Кашета и выложил все, до последнего.
«Почему именно Скельтиса, почему Намаюнаса? Ведь там бандиты были. Трумпис стоял. Почему самых лучших, почему своих? — Гайгалас не находил себе места. — Собрался, словно на парад, о звездочках думал.
Из автомата — по своим! В соломе двадцати градусов не перенес, а Альгис на голых досках выдержал. Он доказал, чего стоит. А мне придется отвечать. Поделом мне. Засудят — отсижу. Но ведь их все равно не поднять из могилы. Что я скажу вдове Намаюнаса, сыну? Как посмотрю в глаза товарищам? Нет, единственный выход — тюрьма, пожизненная. Только бы не встречаться с ними. Уеду на Крайний Север, сам попрошусь…
Никуда я не поеду. Отсижу до последнего часа. Только после этого для меня начнется новая жизнь. Очень больно, что все к чертям пошло. Ведь я еще и не жил фактически, а уже надо подводить счет, оглядываться назад. Рано, рано. От одного этого с ума сойти можно».
Сестра ввела в палату отца. Он положил на тумбочку гостинцы и, оглянувшись, тихо спросил:
— Ну как?
— Здоров.
— И очень хорошо, что здоров. Я говорил с главврачом. Через неделю тебя выпишут.
— Могли бы и раньше.
— Могли бы, но тебе окрепнуть надо, а все остальное — ерунда.
В Арунасе проснулось старое отвращение к усилиям отца провести его по жизни за ручку. Он поморщился.
— Мы с тобой поговорить должны. Ты, наверное, не знаешь, чем кончилось твое сидение в сарае у Шкемы?
— Знаю и сам кое-что помню.
— Чего же молчишь? — удивился отец.
— А что мне делать? В окно выпрыгнуть?
— Что ты, что ты? Упаси господь! — забеспокоился старик. — Но сам понимаешь, на старую работу тебе не вернуться.
— Отсижу, что положено, а там видно будет.
— Я разговаривал с прокурором. Сидеть не будешь. Ты не виноват. Намаюнас не имел права посылать больного. Но объясняться сейчас поздно. Тебе придется изменить окружение, чтобы нервы немного успокоились…
Арунас молча ждал, что же отец еще скажет, кого еще обвинит в том, что произошло.
— Ты помнишь, отец, прошлогоднее рождество и тот огромный запас любви к людям, о котором ты тогда говорил? — Арунас приподнялся на локте, ему обязательно нужно было видеть лицо старика.

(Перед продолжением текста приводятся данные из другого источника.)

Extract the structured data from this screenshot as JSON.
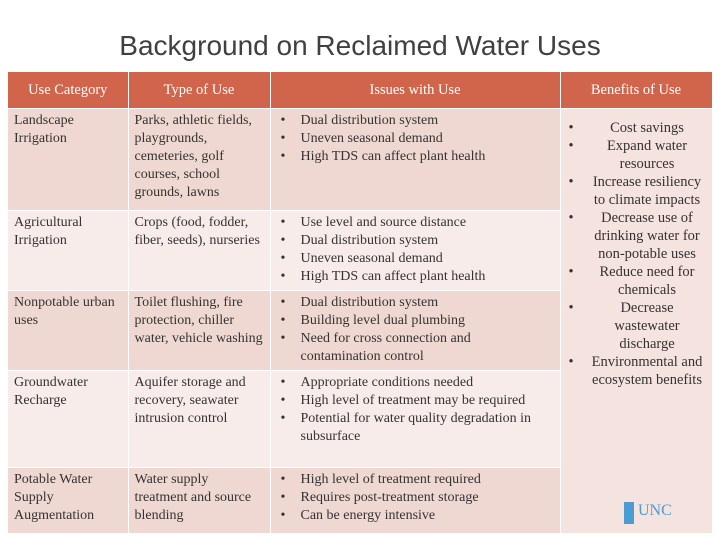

— Помню, — Гайгалас побледнел. — Ты не можешь меня упрекнуть, я стараюсь.
— Хорошо, отец. Тогда не скромничай и щедрее начинай пользоваться из того кладезя. Будь человеком и разреши самому выбраться из беды. Позволь мне поверить, что это была лишь жестокая случайность.
— Хорошо, разбирайся сам. Я согласен, — отступил отец.

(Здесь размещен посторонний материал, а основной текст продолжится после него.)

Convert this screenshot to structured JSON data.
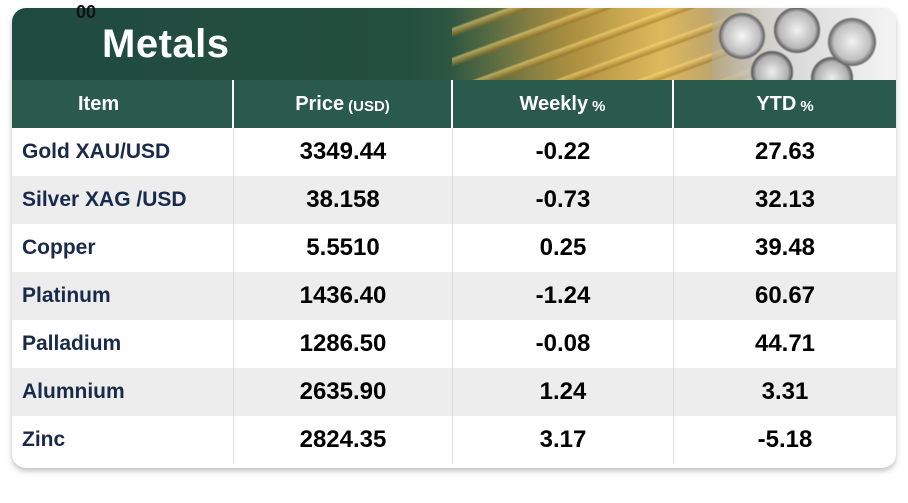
{
  "banner": {
    "corner_code": "00",
    "title": "Metals"
  },
  "table": {
    "headers": {
      "item": "Item",
      "price": "Price",
      "price_unit": "(USD)",
      "weekly": "Weekly",
      "weekly_unit": "%",
      "ytd": "YTD",
      "ytd_unit": "%"
    },
    "rows": [
      {
        "item": "Gold XAU/USD",
        "price": "3349.44",
        "weekly": "-0.22",
        "ytd": "27.63"
      },
      {
        "item": "Silver XAG /USD",
        "price": "38.158",
        "weekly": "-0.73",
        "ytd": "32.13"
      },
      {
        "item": "Copper",
        "price": "5.5510",
        "weekly": "0.25",
        "ytd": "39.48"
      },
      {
        "item": "Platinum",
        "price": "1436.40",
        "weekly": "-1.24",
        "ytd": "60.67"
      },
      {
        "item": "Palladium",
        "price": "1286.50",
        "weekly": "-0.08",
        "ytd": "44.71"
      },
      {
        "item": "Alumnium",
        "price": "2635.90",
        "weekly": "1.24",
        "ytd": "3.31"
      },
      {
        "item": "Zinc",
        "price": "2824.35",
        "weekly": "3.17",
        "ytd": "-5.18"
      }
    ]
  },
  "colors": {
    "header_green": "#2a5a4c",
    "banner_green": "#1f4a3f",
    "item_text": "#1a2a4a"
  }
}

Когда он вышел, Арунас выпросил у соседа папиросу и украдкой закурил.
«Никто меня судить не собирается. Может, ты и прав, отец. Но ты забыл, что самые безжалостные судьи для себя — мы сами. По крайней мере, должны быть. От собственной совести меня никто не спасет. И сам я буду судить себя. И пощады на этом суде не будет». Он все чаще стал подумывать об окне. Ему казалось: сказанные сгоряча слова — единственный, самый верный выход.
Арунас не раз видел самоубийц, называл трусами и слабовольными. Но только теперь понял, сколько безумной смелости и железной воли нужно для этого шага.
«Рано, слишком рано приходится уходить. Сколько еще неисхоженных путей, сколько неперечувствованных радостей и огорчений. И все это без меня. Нет, это слишком жестоко! Но это необходимо. Это абсурд! Но и необходимость…»
…Он написал записку матери, дождался ночи и, забравшись на подоконник, высунулся в темноту и прыгнул. Но угодил на густую сеть телефонных проводов, протянутых на уровне первого этажа, порезал руки, лицо. Когда пришел на земле в себя, первой мыслью было: «И умереть-то по-человечески не смог». Но повторить попытку у него не было ни сил, ни смелости.